Sanchez -Urdazpal et al.  reported in 1993 that biliary complication and rejection in deceased patients with ABOi LDLT was much higher than in deceased patients with ABOc LT. Biliary complications were developed by 54-82% of the ABOi allograft recipients compared to 6% in ABO matched allografts. Hepatic artery thrombosis occurred in 24% of ABOi allografts [3,28]. The meta-analysis of Wu et al.  in 2011 showed the total complication incidence and acute rejection incidence to be higher after ABOi LDLT than after ABOc LT. Lee at al.  performed ABOi LDLT with a protocol of plasmapheresis, IVIG, and quadruple immunosuppressive therapy (basiliximab, tacrolimus, mycophenolate mofetil, steroids). The authors reported that 5.6% of the patients developed complications like diffuse intrahepatic biliary strictures (DIHBS) which occurred 2.1-5.2 months post-transplant. The overall biliary complications may be related to direct immunological mechanisms such as bile duct epithelium expressing A and B blood group antigens [6,7]. Song et al.  also reported a higher incidence of biliary strictures in ABOi LDLT due to DIHBS than in ABOc transplantations. These strictures affected the overall survival significantly.

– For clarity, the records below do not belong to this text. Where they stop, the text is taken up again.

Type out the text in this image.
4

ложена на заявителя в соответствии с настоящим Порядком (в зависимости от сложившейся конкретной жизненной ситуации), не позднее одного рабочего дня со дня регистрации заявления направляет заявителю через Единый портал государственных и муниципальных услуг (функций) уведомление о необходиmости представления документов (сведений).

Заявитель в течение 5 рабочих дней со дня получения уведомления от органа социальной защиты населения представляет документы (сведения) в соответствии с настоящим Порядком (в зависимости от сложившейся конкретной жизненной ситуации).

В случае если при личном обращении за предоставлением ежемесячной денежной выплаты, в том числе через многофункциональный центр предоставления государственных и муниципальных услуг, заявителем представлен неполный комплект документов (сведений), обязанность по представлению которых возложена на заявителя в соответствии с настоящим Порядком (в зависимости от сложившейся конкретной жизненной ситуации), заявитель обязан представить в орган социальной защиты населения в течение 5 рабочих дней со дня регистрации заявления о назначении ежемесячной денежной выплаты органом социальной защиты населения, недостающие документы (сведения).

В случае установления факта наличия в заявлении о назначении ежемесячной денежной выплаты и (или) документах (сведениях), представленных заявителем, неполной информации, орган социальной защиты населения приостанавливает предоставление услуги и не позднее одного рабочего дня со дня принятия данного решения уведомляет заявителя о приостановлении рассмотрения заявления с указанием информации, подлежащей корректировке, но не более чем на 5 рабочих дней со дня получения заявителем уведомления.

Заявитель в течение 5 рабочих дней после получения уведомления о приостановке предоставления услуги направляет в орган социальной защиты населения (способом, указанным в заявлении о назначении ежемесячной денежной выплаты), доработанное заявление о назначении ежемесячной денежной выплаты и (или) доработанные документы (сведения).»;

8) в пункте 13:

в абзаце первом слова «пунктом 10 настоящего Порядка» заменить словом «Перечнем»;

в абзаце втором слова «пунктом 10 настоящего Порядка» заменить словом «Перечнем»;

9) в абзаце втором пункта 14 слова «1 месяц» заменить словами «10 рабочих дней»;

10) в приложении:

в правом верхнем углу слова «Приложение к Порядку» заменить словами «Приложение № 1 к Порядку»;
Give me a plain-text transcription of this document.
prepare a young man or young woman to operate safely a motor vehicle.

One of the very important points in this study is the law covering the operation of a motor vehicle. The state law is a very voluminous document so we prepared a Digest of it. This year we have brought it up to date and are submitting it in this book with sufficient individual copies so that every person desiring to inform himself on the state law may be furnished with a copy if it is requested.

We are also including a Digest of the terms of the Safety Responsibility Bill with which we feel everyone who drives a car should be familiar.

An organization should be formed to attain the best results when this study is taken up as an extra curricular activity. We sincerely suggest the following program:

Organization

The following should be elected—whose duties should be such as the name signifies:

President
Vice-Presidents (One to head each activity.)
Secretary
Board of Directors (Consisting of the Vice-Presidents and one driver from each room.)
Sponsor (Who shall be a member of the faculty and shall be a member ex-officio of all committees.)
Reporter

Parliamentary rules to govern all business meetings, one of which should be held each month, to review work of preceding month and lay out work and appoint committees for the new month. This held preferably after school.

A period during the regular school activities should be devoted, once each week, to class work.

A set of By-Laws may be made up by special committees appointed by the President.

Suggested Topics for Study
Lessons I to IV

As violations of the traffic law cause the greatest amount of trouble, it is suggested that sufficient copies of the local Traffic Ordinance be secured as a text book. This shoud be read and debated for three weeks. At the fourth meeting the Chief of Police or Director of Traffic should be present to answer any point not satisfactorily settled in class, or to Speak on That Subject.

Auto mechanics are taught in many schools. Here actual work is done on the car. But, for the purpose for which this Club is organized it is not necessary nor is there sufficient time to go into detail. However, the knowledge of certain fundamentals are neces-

Living donation provides a curative treatment option for patients with HCC cirrhosis, particularly if a patient is not offered a donor organ by Eurotransplant. This can be due to low labMELD or a tumor burden above the Milan criteria, even if it has benign tumor biology. There are only a few reports on successful ABOi LDLT for patients with HCCs outside Milan criteria . Because of a high early recurrence rate of 57% in the first year after ABOi LDLT, Lee et al.  recommended not to treat HCC patients with ABOi LDLT. In our series, we transplanted 4 HCC patients (1 outside, 3 inside Milan criteria). The ‘outside’ patient developed pulmonary metastases within 1 year after ABOi LDLT.
Anti-CD20 treatment is a known option and possibly influences antibody rebound after transplantation. ABOi LDLT without anti-CD20 administration is possible as well, if the primary disease's escalation or severe side effects are feared. In our facility, we have combined PTP and quadruple drug immunosuppression. However, 5 of 6 patients are still in hold of their first transplanted organ after 3 years.
In this study, patients with HCC and a TRR below TI were at high risk for arterial thrombosis and graft loss. These patients should be cancelled for further scheduling.
It remains questionable how transplant risks for HCC patients are to be lowered and how immunosuppression and PTP can be adjusted to overcome the strong rebound prior to transplantation.
The authors declare no conflict of interest.